At the same time, GMP has always promised that its batteries will be available to back up customers during blackouts. Managing both sets of priorities requires taking lots of conflicting factors and data sources into account to decide which services to prioritize when and how to adapt to changing conditions on the fly.
GMP already uses software from Virtual Peaker to manage and optimize its behind-the-meter DERs for grid services. But as part of its Climate Plan, the utility has proposed enhancing its DER management software to better optimize its growing fleet, Castonguay said.
GMP is also looking at opportunities to improve the reliability of utility communications and grid controls, or possibly extending cellular or broadband communications to remote communities that now lack it, he said.
Resiliency Zones
Beyond building grid resiliency from the individual customer on up, GMP’s Climate Plan focuses attention on solar-backed batteries as a community resource. One of its proposals to the Vermont PUC is to examine building one or more “Resiliency Zones,” which it defines as battery-backed grid circuits to power critical facilities.
The proposal doesn’t come with too many details at present, which is deliberate, Castonguay said. “In terms of DERs and storage, we didn’t want to immediately [get] specific. We want this to be a stakeholder process.”
GMP will be holding meetings across its territory to seek community input and has proposed a series of criteria to prioritize communities and circuits most vulnerable to extended weather-related outages.
But while GMP hasn’t strictly defined what its Resiliency Zones might look like, “we think it could become a pretty significant part of the technology mix, because we’re proving it works," Castonguay said, referring to GMP’s Panton project, which combines 4.5 megawatts of solar backed by 8 megawatt-hours of lithium-ion batteries.

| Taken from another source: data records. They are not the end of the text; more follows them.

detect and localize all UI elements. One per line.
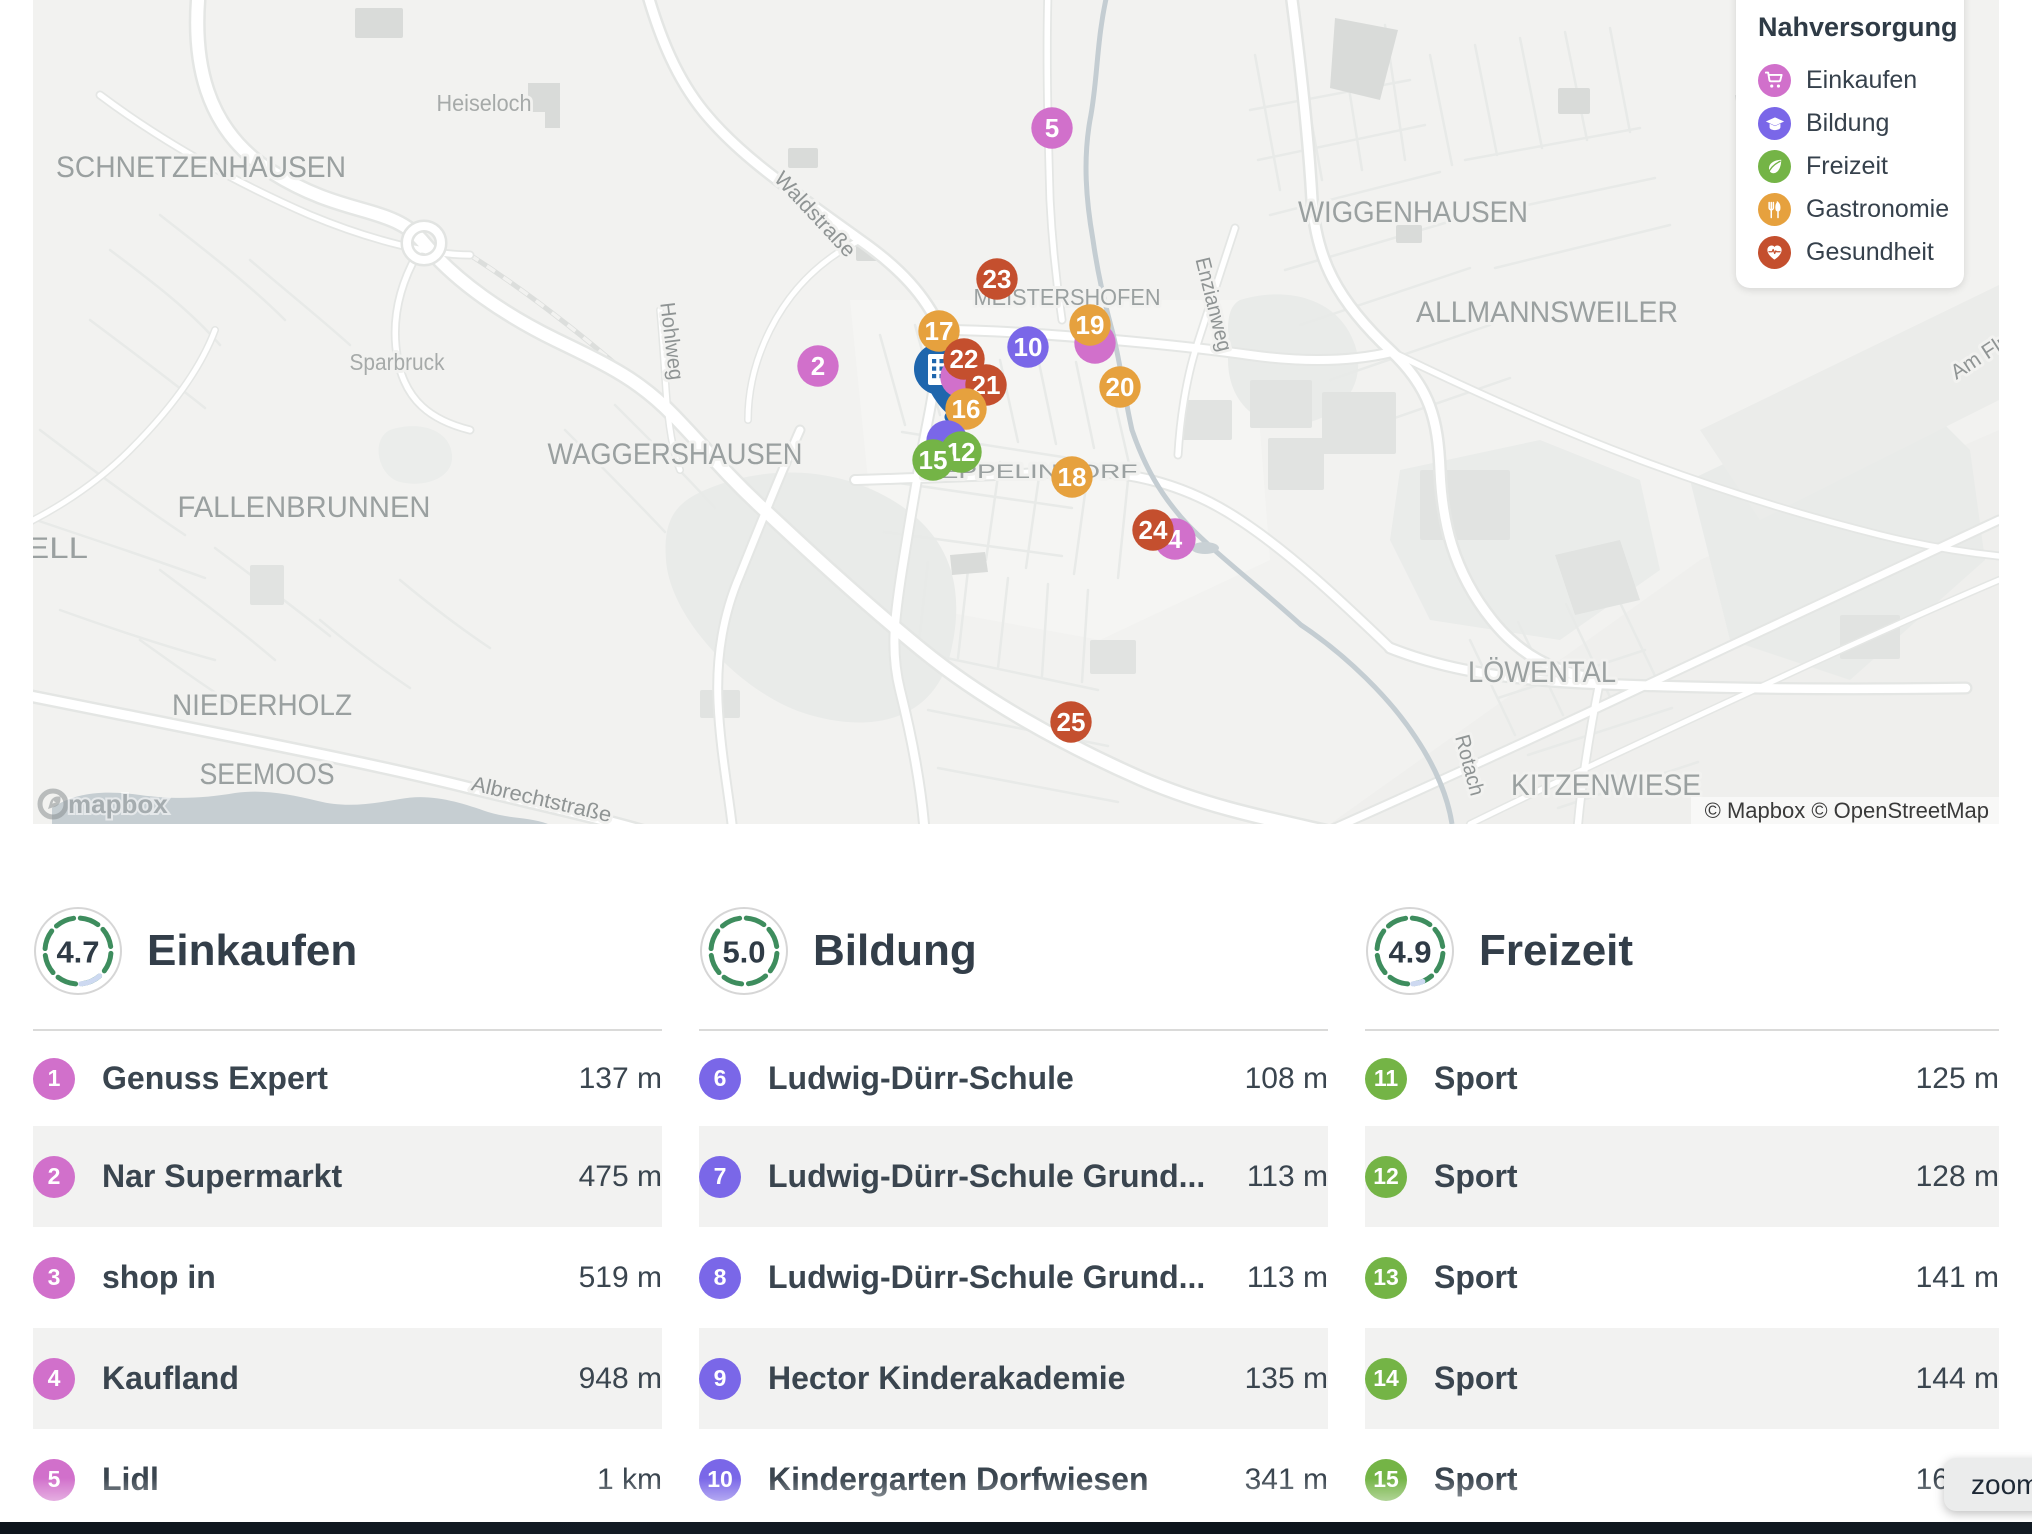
svg-text:20: 20	[1106, 372, 1135, 402]
svg-text:FALLENBRUNNEN: FALLENBRUNNEN	[178, 491, 431, 524]
svg-text:WIGGENHAUSEN: WIGGENHAUSEN	[1298, 196, 1528, 229]
svg-text:ELL: ELL	[33, 532, 88, 565]
svg-text:SCHNETZENHAUSEN: SCHNETZENHAUSEN	[56, 151, 346, 184]
svg-text:15: 15	[919, 445, 948, 475]
svg-text:16: 16	[952, 394, 981, 424]
svg-text:19: 19	[1076, 310, 1105, 340]
svg-text:LÖWENTAL: LÖWENTAL	[1468, 656, 1616, 689]
svg-text:10: 10	[1014, 332, 1043, 362]
svg-text:mapbox: mapbox	[68, 789, 168, 819]
svg-text:23: 23	[983, 264, 1012, 294]
svg-text:4.9: 4.9	[1388, 935, 1431, 970]
svg-text:ALLMANNSWEILER: ALLMANNSWEILER	[1416, 296, 1678, 329]
svg-text:KITZENWIESE: KITZENWIESE	[1511, 769, 1701, 802]
svg-text:25: 25	[1057, 707, 1086, 737]
svg-text:NIEDERHOLZ: NIEDERHOLZ	[172, 689, 352, 722]
svg-text:17: 17	[925, 316, 954, 346]
svg-text:2: 2	[811, 351, 825, 381]
svg-text:24: 24	[1139, 515, 1168, 545]
svg-text:Heiseloch: Heiseloch	[437, 90, 532, 116]
svg-text:WAGGERSHAUSEN: WAGGERSHAUSEN	[548, 438, 803, 471]
svg-text:SEEMOOS: SEEMOOS	[200, 758, 335, 791]
svg-text:5.0: 5.0	[722, 935, 765, 970]
svg-text:Sparbruck: Sparbruck	[350, 349, 445, 375]
svg-text:5: 5	[1045, 113, 1059, 143]
svg-text:18: 18	[1058, 462, 1087, 492]
svg-text:4.7: 4.7	[56, 935, 99, 970]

While the Panton system has primarily been used to reduce peak loads during heatwaves, GMP has been testing its ability to serve local grid needs such as reactive power support, conservation voltage reduction, and potentially, islanding the entirety of the distribution circuit the system is connected to.
In January testimony to the Vermont PUC, Castonguay detailed how GMP is using the Panton system as a prototype site for this kind of circuit-level islanding. This requires adjustments to standard grid operations to allow the solar and batteries to maintain safe and reliable electricity. GMP expects the Panton project to demonstrate these capabilities sometime this summer.

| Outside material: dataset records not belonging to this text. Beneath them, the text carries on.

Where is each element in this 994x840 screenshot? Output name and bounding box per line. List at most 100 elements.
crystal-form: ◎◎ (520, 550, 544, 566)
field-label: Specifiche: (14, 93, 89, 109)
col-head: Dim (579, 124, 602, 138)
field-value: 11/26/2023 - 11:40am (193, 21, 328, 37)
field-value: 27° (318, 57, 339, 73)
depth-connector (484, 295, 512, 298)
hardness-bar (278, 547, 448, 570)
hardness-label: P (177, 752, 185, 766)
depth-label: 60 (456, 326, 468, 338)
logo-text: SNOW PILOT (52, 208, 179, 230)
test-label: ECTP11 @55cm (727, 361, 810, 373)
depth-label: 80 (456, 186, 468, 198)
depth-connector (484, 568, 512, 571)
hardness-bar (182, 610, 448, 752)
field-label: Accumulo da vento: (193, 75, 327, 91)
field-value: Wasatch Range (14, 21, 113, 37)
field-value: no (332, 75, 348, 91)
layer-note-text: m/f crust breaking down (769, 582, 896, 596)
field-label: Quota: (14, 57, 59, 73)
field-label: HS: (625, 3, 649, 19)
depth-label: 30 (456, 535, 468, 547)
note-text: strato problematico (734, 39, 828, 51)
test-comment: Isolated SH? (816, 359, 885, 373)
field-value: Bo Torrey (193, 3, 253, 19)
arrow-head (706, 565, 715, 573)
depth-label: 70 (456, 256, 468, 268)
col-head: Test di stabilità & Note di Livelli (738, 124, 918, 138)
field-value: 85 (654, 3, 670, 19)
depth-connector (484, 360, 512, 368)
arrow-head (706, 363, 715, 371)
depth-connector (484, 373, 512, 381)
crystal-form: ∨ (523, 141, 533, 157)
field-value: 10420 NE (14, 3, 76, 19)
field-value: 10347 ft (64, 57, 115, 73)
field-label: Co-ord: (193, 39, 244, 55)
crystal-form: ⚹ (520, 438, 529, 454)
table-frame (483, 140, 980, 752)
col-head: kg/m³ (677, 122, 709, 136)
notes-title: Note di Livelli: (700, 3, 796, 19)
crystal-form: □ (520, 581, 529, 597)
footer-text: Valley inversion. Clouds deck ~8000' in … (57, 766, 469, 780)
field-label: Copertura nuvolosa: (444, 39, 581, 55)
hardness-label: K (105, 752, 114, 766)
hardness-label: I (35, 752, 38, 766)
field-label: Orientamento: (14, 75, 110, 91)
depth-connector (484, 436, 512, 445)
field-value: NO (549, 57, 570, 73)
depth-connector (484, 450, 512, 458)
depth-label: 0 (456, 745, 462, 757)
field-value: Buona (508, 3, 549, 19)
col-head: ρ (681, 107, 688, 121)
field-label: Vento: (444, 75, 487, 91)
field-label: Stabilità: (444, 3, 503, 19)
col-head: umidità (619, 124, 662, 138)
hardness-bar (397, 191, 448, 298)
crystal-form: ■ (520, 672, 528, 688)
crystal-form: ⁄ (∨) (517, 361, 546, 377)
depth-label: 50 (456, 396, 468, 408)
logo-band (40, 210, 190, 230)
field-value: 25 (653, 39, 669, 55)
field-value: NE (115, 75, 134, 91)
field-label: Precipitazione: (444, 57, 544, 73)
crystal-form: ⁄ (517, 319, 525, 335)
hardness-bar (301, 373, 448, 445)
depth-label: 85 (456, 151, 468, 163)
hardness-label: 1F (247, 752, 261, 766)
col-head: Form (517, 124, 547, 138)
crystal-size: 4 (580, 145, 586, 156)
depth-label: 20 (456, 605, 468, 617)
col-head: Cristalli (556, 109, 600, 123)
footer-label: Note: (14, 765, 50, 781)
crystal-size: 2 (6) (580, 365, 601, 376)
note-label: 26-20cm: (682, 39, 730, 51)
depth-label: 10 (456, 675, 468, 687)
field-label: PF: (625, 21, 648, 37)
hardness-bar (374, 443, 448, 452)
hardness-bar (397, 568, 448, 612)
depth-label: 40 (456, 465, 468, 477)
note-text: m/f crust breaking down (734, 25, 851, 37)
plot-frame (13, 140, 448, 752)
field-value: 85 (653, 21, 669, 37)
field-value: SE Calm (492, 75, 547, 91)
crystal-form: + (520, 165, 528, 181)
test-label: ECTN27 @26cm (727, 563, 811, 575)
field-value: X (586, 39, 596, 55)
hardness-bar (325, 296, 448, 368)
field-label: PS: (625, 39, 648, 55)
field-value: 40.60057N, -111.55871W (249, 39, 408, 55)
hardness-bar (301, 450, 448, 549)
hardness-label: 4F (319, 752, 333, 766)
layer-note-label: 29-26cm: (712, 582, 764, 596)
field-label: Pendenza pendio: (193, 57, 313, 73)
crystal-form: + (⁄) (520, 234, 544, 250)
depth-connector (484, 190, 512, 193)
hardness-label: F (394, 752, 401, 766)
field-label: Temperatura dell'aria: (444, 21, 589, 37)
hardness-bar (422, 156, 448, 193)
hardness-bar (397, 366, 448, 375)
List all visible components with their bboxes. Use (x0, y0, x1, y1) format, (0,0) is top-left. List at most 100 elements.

Once the technology is proven in Panton, it could be applied to other sites. Last year, GMP built three such projects, with a total of 24 megawatt-hours of storage to accompany 14.4 megawatts of solar generation capacity. The first, a 4.5-megawatt solar array with an 8-megawatt-hour battery system in Essex, Vermont, is being targeted as the next islanding test site.
“Something like that will open up a whole new world of capabilities, when you can offer up a whole chunk of circuit,” Castonguay said.

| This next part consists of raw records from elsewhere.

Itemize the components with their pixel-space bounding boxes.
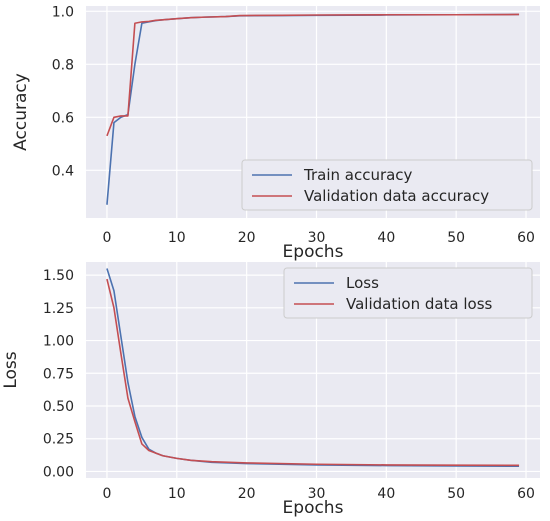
x-tick-label: 20 (238, 230, 256, 246)
accuracy-y-ticks: 0.4 0.6 0.8 1.0 (52, 4, 74, 179)
x-tick-label: 40 (377, 230, 395, 246)
accuracy-lines (106, 13, 520, 205)
accuracy-legend-box (241, 159, 533, 211)
loss-x-ticks: 0 10 20 30 40 50 60 (102, 486, 534, 502)
y-tick-label: 1.50 (43, 268, 74, 284)
series-line-1 (106, 278, 520, 467)
x-tick-label: 30 (308, 486, 326, 502)
accuracy-x-axis-label: Epochs (283, 242, 344, 262)
x-tick-label: 10 (168, 486, 186, 502)
y-tick-label: 0.4 (52, 163, 74, 179)
legend-label-loss: Loss (346, 274, 379, 292)
y-tick-label: 0.75 (43, 366, 74, 382)
y-tick-label: 1.0 (52, 4, 74, 20)
y-tick-label: 1.00 (43, 334, 74, 350)
accuracy-subplot: 0 10 20 30 40 50 60 0.4 0.6 0.8 1.0 Epochs Accura… (11, 4, 540, 262)
accuracy-y-axis-label: Accuracy (11, 73, 31, 151)
accuracy-legend: Train accuracy Validation data accuracy (241, 159, 533, 211)
legend-label-validation-loss: Validation data loss (346, 295, 493, 313)
x-tick-label: 50 (447, 230, 465, 246)
y-tick-label: 0.00 (43, 464, 74, 480)
x-tick-label: 10 (168, 230, 186, 246)
x-tick-label: 60 (517, 486, 535, 502)
legend-label-train-accuracy: Train accuracy (303, 166, 413, 184)
y-tick-label: 0.50 (43, 399, 74, 415)
loss-legend: Loss Validation data loss (283, 267, 533, 319)
x-tick-label: 50 (447, 486, 465, 502)
series-line-1 (106, 13, 520, 137)
loss-subplot: 0 10 20 30 40 50 60 0.00 0.25 0.50 0.75 1.00 1.25 1.… (1, 262, 540, 518)
accuracy-x-ticks: 0 10 20 30 40 50 60 (102, 230, 534, 246)
y-tick-label: 0.25 (43, 432, 74, 448)
loss-x-axis-label: Epochs (283, 498, 344, 518)
x-tick-label: 30 (308, 230, 326, 246)
x-tick-label: 0 (102, 230, 111, 246)
x-tick-label: 40 (377, 486, 395, 502)
loss-y-ticks: 0.00 0.25 0.50 0.75 1.00 1.25 1.50 (43, 268, 74, 480)
x-tick-label: 20 (238, 486, 256, 502)
loss-lines (106, 268, 520, 468)
loss-y-axis-label: Loss (1, 351, 21, 388)
y-tick-label: 1.25 (43, 301, 74, 317)
x-tick-label: 60 (517, 230, 535, 246)
y-tick-label: 0.6 (52, 110, 74, 126)
legend-label-validation-accuracy: Validation data accuracy (304, 187, 489, 205)
y-tick-label: 0.8 (52, 57, 74, 73)
x-tick-label: 0 (102, 486, 111, 502)
loss-legend-box (283, 267, 533, 319)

At the same time, GMP is also looking at potential cost-sharing arrangements with communities that want to provide backup power to individual buildings or facilities. In either case, the goal is to provide “long-duration outage resistance” to facilities needed to recover from disasters.
Beyond this framework, GMP is keeping its options open on how its proposed Resiliency Zones may develop — if, in fact, they end up being among the long list of potential projects it could pursue. If the PUC approves GMP's Climate Plan, the utility would expect the first set of projects to be identified in 2021.
“Who rises to the top of the list? We need to define a really good set of criteria,” Castonguay said.